E. du Perron
aan
C.E.A. Petrucci

Rotterdam, 26 november 1922

26 Novembre.

Avant de poster ma lettre j'ai relu la vôtre et je trouve encore des choses à répondre: par ex. que je n'ai pas trouvé votre amie ‘Criquette’ bien quelconque, mais vraiment antipathique et peu supportable; elle est peut-être très brave et fait partie (peut-être) de la célèbre vingtaine de Charles Graux, mais elle crie d'une façon bien vulgaire et elle a une voix de tambour-major. Je ne crois pas qu'elle vous aime beaucoup; elle doit vous envier, j'en suis presque sûr! - Ensuite je dois vous promettre de me couvrir, de soigner ma toux, de dormir, de ne pas travailler la nuit. C'est fait, à une condition: que vous expulserez le plus tôt possible, à coups de cravache, votre mal-de-tête! Puis je dois vous dire que je ne vous ai point trouvé une ‘institutrice’, mais une toute gentille jolie personne que j'aime..... beaucoup. Et que je n'aime pas savoir triste.

Encore plus: je me promène avec des gants! La vie est ironique, je vous l'ai dit déjà quelques fois, elle s'est moquée de moi; le jour suivant celui de mon arrivée, Ferdy m'a procuré de beaux gants bien chauds, absolument nécessaires, selon lui, et très agréables à porter, selon moi. Si vous avez mal dormi à cause de ce cauchemar, je vous en prie ma chère Clairette, reprenez vos plus doux rêves!...

Je travaille mal ici; si je devais rester toute ma vie à Rotterdam je me ferai à l'instant débardeur ou épicier, sachant que ce serait la fin inévitable. Je me trouve fréquemment en compagnie d'étudiants, de bons garçons, braves et honnêtes (comme Criquette), mais qui trouvent magnifique de parler de tout avec une bruyante indifférence, a devil-may-careness bien étudié, qui font de leur mieux pour bien jurer, boire, se battre (entre eux quand ils sont ivres et contre ces ‘plébéïens de la commerce’ quand ils ne le sont pas), qui mènent en somme une vie plein de crânerie, de jeunesse-trop-voulue, et de sottise!

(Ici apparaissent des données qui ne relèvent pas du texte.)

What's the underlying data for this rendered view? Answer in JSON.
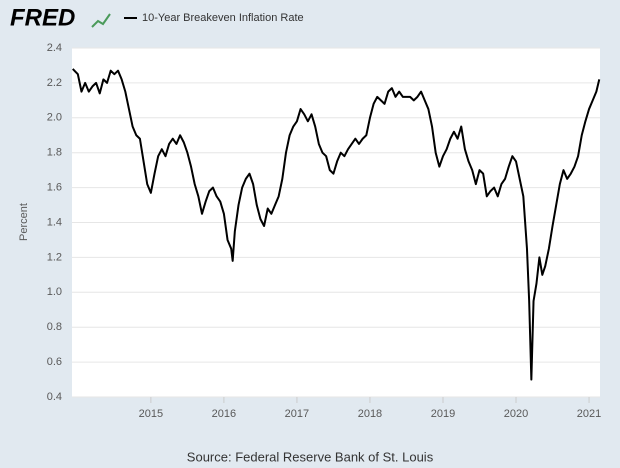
{
  "chart_data": {
    "type": "line",
    "logo": "FRED",
    "title": "10-Year Breakeven Inflation Rate",
    "y_label": "Percent",
    "source": "Source: Federal Reserve Bank of St. Louis",
    "grid": true,
    "xlim": [
      2013.92,
      2021.15
    ],
    "xticks": [
      2015,
      2016,
      2017,
      2018,
      2019,
      2020,
      2021
    ],
    "ylim": [
      0.4,
      2.4
    ],
    "yticks": [
      0.4,
      0.6,
      0.8,
      {
        "value": 1,
        "label": "1.0"
      },
      1.2,
      1.4,
      1.6,
      1.8,
      {
        "value": 2,
        "label": "2.0"
      },
      2.2,
      2.4
    ],
    "x": [
      2013.93,
      2014.0,
      2014.05,
      2014.1,
      2014.15,
      2014.2,
      2014.25,
      2014.3,
      2014.35,
      2014.4,
      2014.45,
      2014.5,
      2014.55,
      2014.6,
      2014.65,
      2014.7,
      2014.75,
      2014.8,
      2014.85,
      2014.9,
      2014.95,
      2015.0,
      2015.05,
      2015.1,
      2015.15,
      2015.2,
      2015.25,
      2015.3,
      2015.35,
      2015.4,
      2015.45,
      2015.5,
      2015.55,
      2015.6,
      2015.65,
      2015.7,
      2015.75,
      2015.8,
      2015.85,
      2015.9,
      2015.95,
      2016.0,
      2016.05,
      2016.1,
      2016.12,
      2016.15,
      2016.2,
      2016.25,
      2016.3,
      2016.35,
      2016.4,
      2016.45,
      2016.5,
      2016.55,
      2016.6,
      2016.65,
      2016.7,
      2016.75,
      2016.8,
      2016.85,
      2016.9,
      2016.95,
      2017.0,
      2017.05,
      2017.1,
      2017.15,
      2017.2,
      2017.25,
      2017.3,
      2017.35,
      2017.4,
      2017.45,
      2017.5,
      2017.55,
      2017.6,
      2017.65,
      2017.7,
      2017.75,
      2017.8,
      2017.85,
      2017.9,
      2017.95,
      2018.0,
      2018.05,
      2018.1,
      2018.15,
      2018.2,
      2018.25,
      2018.3,
      2018.35,
      2018.4,
      2018.45,
      2018.5,
      2018.55,
      2018.6,
      2018.65,
      2018.7,
      2018.75,
      2018.8,
      2018.85,
      2018.9,
      2018.95,
      2019.0,
      2019.05,
      2019.1,
      2019.15,
      2019.2,
      2019.25,
      2019.3,
      2019.35,
      2019.4,
      2019.45,
      2019.5,
      2019.55,
      2019.6,
      2019.65,
      2019.7,
      2019.75,
      2019.8,
      2019.85,
      2019.9,
      2019.95,
      2020.0,
      2020.05,
      2020.1,
      2020.15,
      2020.18,
      2020.21,
      2020.24,
      2020.28,
      2020.32,
      2020.36,
      2020.4,
      2020.45,
      2020.5,
      2020.55,
      2020.6,
      2020.65,
      2020.7,
      2020.75,
      2020.8,
      2020.85,
      2020.9,
      2020.95,
      2021.0,
      2021.05,
      2021.1,
      2021.14
    ],
    "series": [
      {
        "name": "10-Year Breakeven Inflation Rate",
        "color": "#000000",
        "values": [
          2.28,
          2.25,
          2.15,
          2.2,
          2.15,
          2.18,
          2.2,
          2.14,
          2.22,
          2.2,
          2.27,
          2.25,
          2.27,
          2.22,
          2.15,
          2.05,
          1.95,
          1.9,
          1.88,
          1.75,
          1.62,
          1.57,
          1.68,
          1.78,
          1.82,
          1.78,
          1.85,
          1.88,
          1.85,
          1.9,
          1.86,
          1.8,
          1.72,
          1.62,
          1.55,
          1.45,
          1.52,
          1.58,
          1.6,
          1.55,
          1.52,
          1.45,
          1.3,
          1.25,
          1.18,
          1.35,
          1.5,
          1.6,
          1.65,
          1.68,
          1.62,
          1.5,
          1.42,
          1.38,
          1.48,
          1.45,
          1.5,
          1.55,
          1.65,
          1.8,
          1.9,
          1.95,
          1.98,
          2.05,
          2.02,
          1.98,
          2.02,
          1.95,
          1.85,
          1.8,
          1.78,
          1.7,
          1.68,
          1.75,
          1.8,
          1.78,
          1.82,
          1.85,
          1.88,
          1.85,
          1.88,
          1.9,
          2.0,
          2.08,
          2.12,
          2.1,
          2.08,
          2.15,
          2.17,
          2.12,
          2.15,
          2.12,
          2.12,
          2.12,
          2.1,
          2.12,
          2.15,
          2.1,
          2.05,
          1.95,
          1.8,
          1.72,
          1.78,
          1.82,
          1.88,
          1.92,
          1.88,
          1.95,
          1.82,
          1.75,
          1.7,
          1.62,
          1.7,
          1.68,
          1.55,
          1.58,
          1.6,
          1.55,
          1.62,
          1.65,
          1.72,
          1.78,
          1.75,
          1.65,
          1.55,
          1.25,
          0.95,
          0.5,
          0.95,
          1.05,
          1.2,
          1.1,
          1.15,
          1.25,
          1.38,
          1.5,
          1.62,
          1.7,
          1.65,
          1.68,
          1.72,
          1.78,
          1.9,
          1.98,
          2.05,
          2.1,
          2.15,
          2.22
        ]
      }
    ]
  }
}
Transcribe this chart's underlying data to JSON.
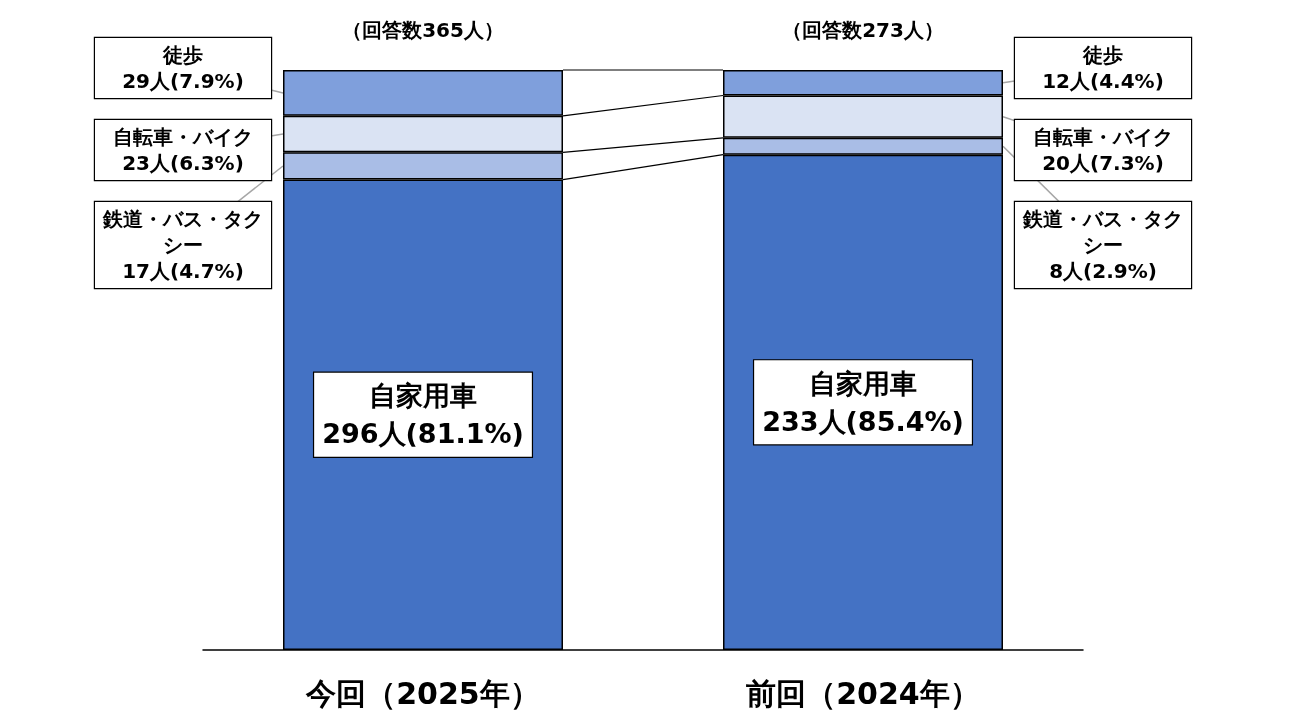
{
  "chart_data": {
    "type": "bar",
    "stacked": true,
    "categories": [
      "今回（2025年）",
      "前回（2024年）"
    ],
    "series": [
      {
        "name": "自家用車",
        "color": "#4472c4",
        "values": [
          81.1,
          85.4
        ],
        "value_labels": [
          "296人(81.1%)",
          "233人(85.4%)"
        ]
      },
      {
        "name": "鉄道・バス・タクシー",
        "color": "#a9bde6",
        "values": [
          4.7,
          2.9
        ],
        "value_labels": [
          "17人(4.7%)",
          "8人(2.9%)"
        ]
      },
      {
        "name": "自転車・バイク",
        "color": "#dae3f3",
        "values": [
          6.3,
          7.3
        ],
        "value_labels": [
          "23人(6.3%)",
          "20人(7.3%)"
        ]
      },
      {
        "name": "徒歩",
        "color": "#7f9fdc",
        "values": [
          7.9,
          4.4
        ],
        "value_labels": [
          "29人(7.9%)",
          "12人(4.4%)"
        ]
      }
    ],
    "annotations": [
      "（回答数365人）",
      "（回答数273人）"
    ],
    "grid": false,
    "legend": false
  }
}
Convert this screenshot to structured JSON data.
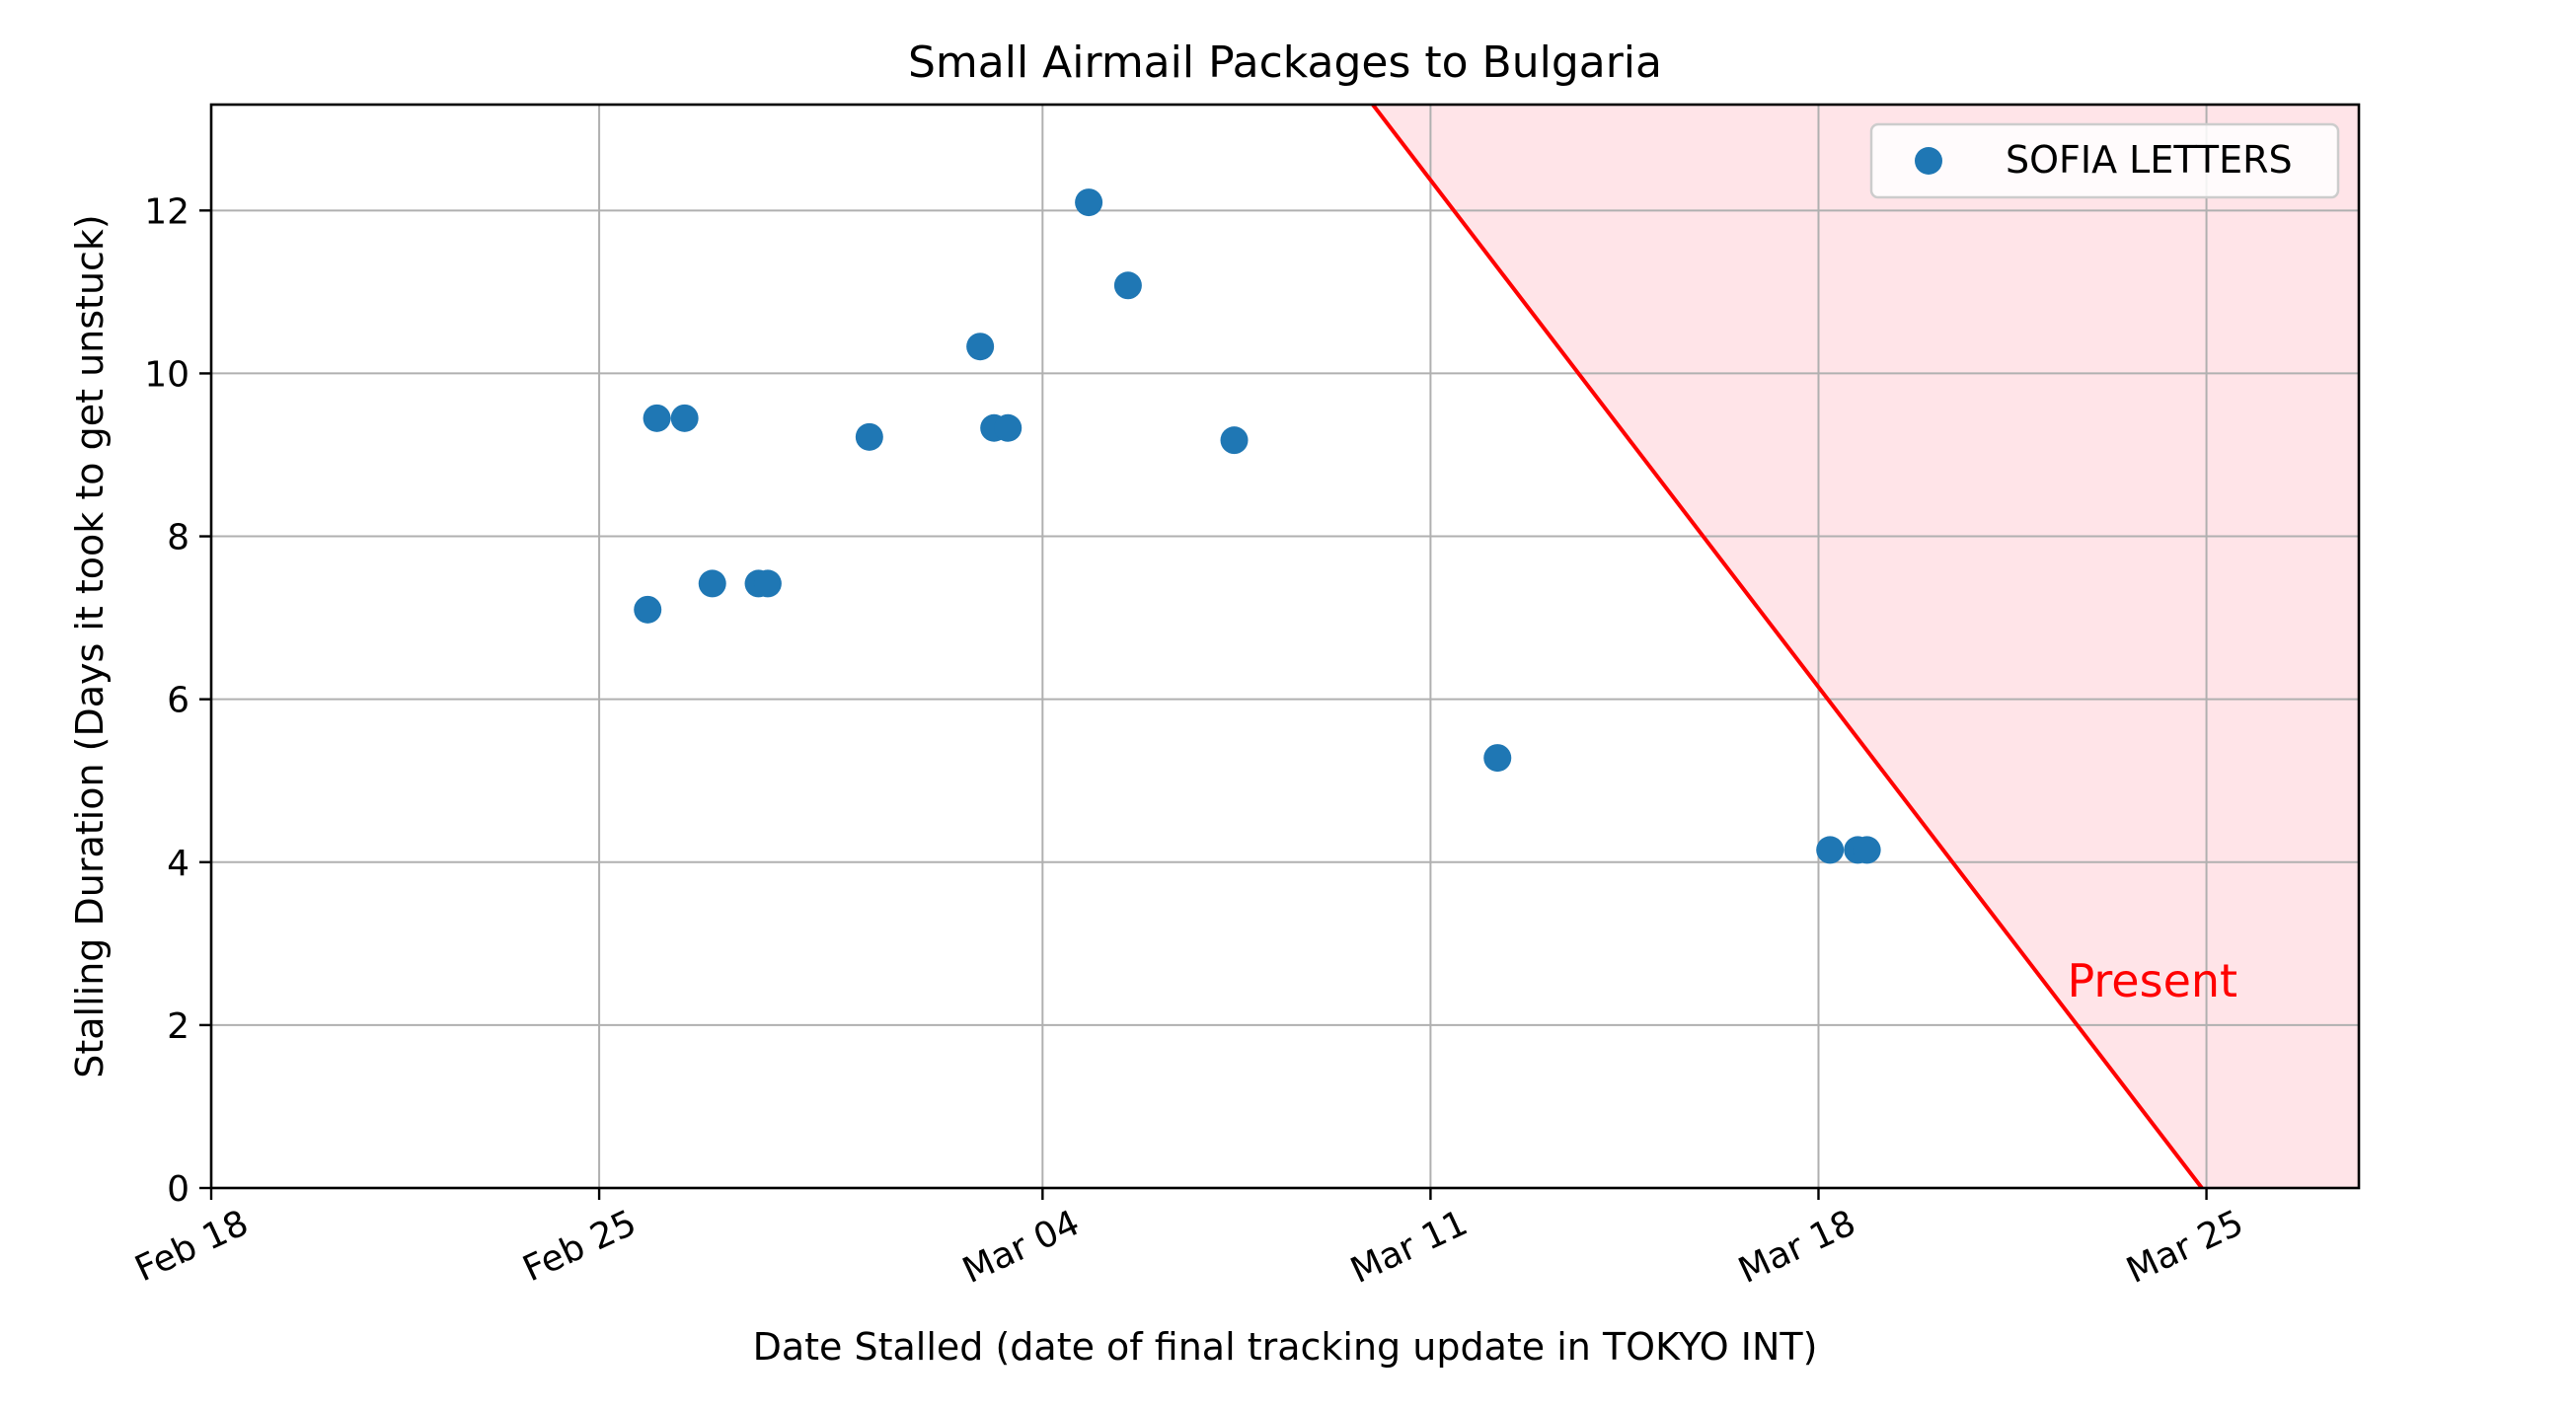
{
  "chart_data": {
    "type": "scatter",
    "title": "Small Airmail Packages to Bulgaria",
    "xlabel": "Date Stalled (date of final tracking update in TOKYO INT)",
    "ylabel": "Stalling Duration (Days it took to get unstuck)",
    "x_axis": {
      "type": "date",
      "range": [
        "2024-02-18",
        "2024-03-27T18:00"
      ],
      "ticks": [
        {
          "date": "2024-02-18",
          "label": "Feb 18"
        },
        {
          "date": "2024-02-25",
          "label": "Feb 25"
        },
        {
          "date": "2024-03-04",
          "label": "Mar 04"
        },
        {
          "date": "2024-03-11",
          "label": "Mar 11"
        },
        {
          "date": "2024-03-18",
          "label": "Mar 18"
        },
        {
          "date": "2024-03-25",
          "label": "Mar 25"
        }
      ]
    },
    "y_axis": {
      "range": [
        0,
        13.3
      ],
      "ticks": [
        0,
        2,
        4,
        6,
        8,
        10,
        12
      ]
    },
    "grid": true,
    "legend": {
      "position": "top-right"
    },
    "series": [
      {
        "name": "SOFIA LETTERS",
        "color": "#1f77b4",
        "points": [
          {
            "x": "2024-02-25T21:00",
            "y": 7.1
          },
          {
            "x": "2024-02-26T01:00",
            "y": 9.45
          },
          {
            "x": "2024-02-26T13:00",
            "y": 9.45
          },
          {
            "x": "2024-02-27T01:00",
            "y": 7.42
          },
          {
            "x": "2024-02-27T21:00",
            "y": 7.42
          },
          {
            "x": "2024-02-28T01:00",
            "y": 7.42
          },
          {
            "x": "2024-02-29T21:00",
            "y": 9.22
          },
          {
            "x": "2024-03-02T21:00",
            "y": 10.33
          },
          {
            "x": "2024-03-03T03:00",
            "y": 9.33
          },
          {
            "x": "2024-03-03T09:00",
            "y": 9.33
          },
          {
            "x": "2024-03-04T20:00",
            "y": 12.1
          },
          {
            "x": "2024-03-05T13:00",
            "y": 11.08
          },
          {
            "x": "2024-03-07T11:00",
            "y": 9.18
          },
          {
            "x": "2024-03-12T05:00",
            "y": 5.28
          },
          {
            "x": "2024-03-18T05:00",
            "y": 4.15
          },
          {
            "x": "2024-03-18T17:00",
            "y": 4.15
          },
          {
            "x": "2024-03-18T21:00",
            "y": 4.15
          }
        ]
      }
    ],
    "annotations": [
      {
        "type": "line",
        "label": "Present",
        "color": "#ff0000",
        "from": {
          "x": "2024-03-09T23:00",
          "y": 13.3
        },
        "to": {
          "x": "2024-03-24T22:00",
          "y": 0
        },
        "fill_right_color": "#ffe4e8"
      }
    ]
  }
}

Ils me sont tout de même assez sympathiques, il y a un an j'aurais trouvé cette vie-là un état idéal. Maintenant ils m'abrutissent. Ferdy est tout à fait de mon opinion, il est quelque peu forcé de partager à cette vie, mais nous avons eu une sérieuse conversation là-dessus après une séance assez peu attrayante et j'ai retrouvé mon ami d'enfance. Il pose pour ce qu'il n'est pas, voilà le hic, et je crois qu'ils le font tous, avec quelques exceptions.

Je suis pour eux ‘l'homme qui vient de Paris’, ça me donne du prestige, je n'ai qu'à bluffer: ils gobent tout. Et puisque le bluff est le ton courant, je bluffe et je crâne avec eux, et je suis ‘reconnu’. Mais je suis bien content que cela ne va pas durer longtemps!

Voilà; tout ceci est pour mon ami Clairette. J'ai lu, hier soir, dans une étude sur....... le Mariage (!), du prof. Wynaendts Francken: ‘Il ne faut choisir comme épouse que cette femme dont on aurait fait son ami, si elle avait été homme.’ S'il ne s'agissait de cela; je serais déjà bien loin! Je vous confie à peu près tout, et ce n'est que quand vous défendez à tort et à travers chaque stupidité ‘Cocteau’, que vous me manquez, comme ami! D'ailleurs: chaque fois que vous cherchiez des discussions amicales, j'avais l'envie trop impérieuse de vous considérer de plus près.... que je ne l'ai jamais fait un ami: Le dégoût de Cocteau devenait un goût de Clairette! -

Faites mes compliments à votre maman et veuillez la remercier pour ses conseils. Et si vous voulez, je ne vois toujours aucun inconvénient à vous embrasser!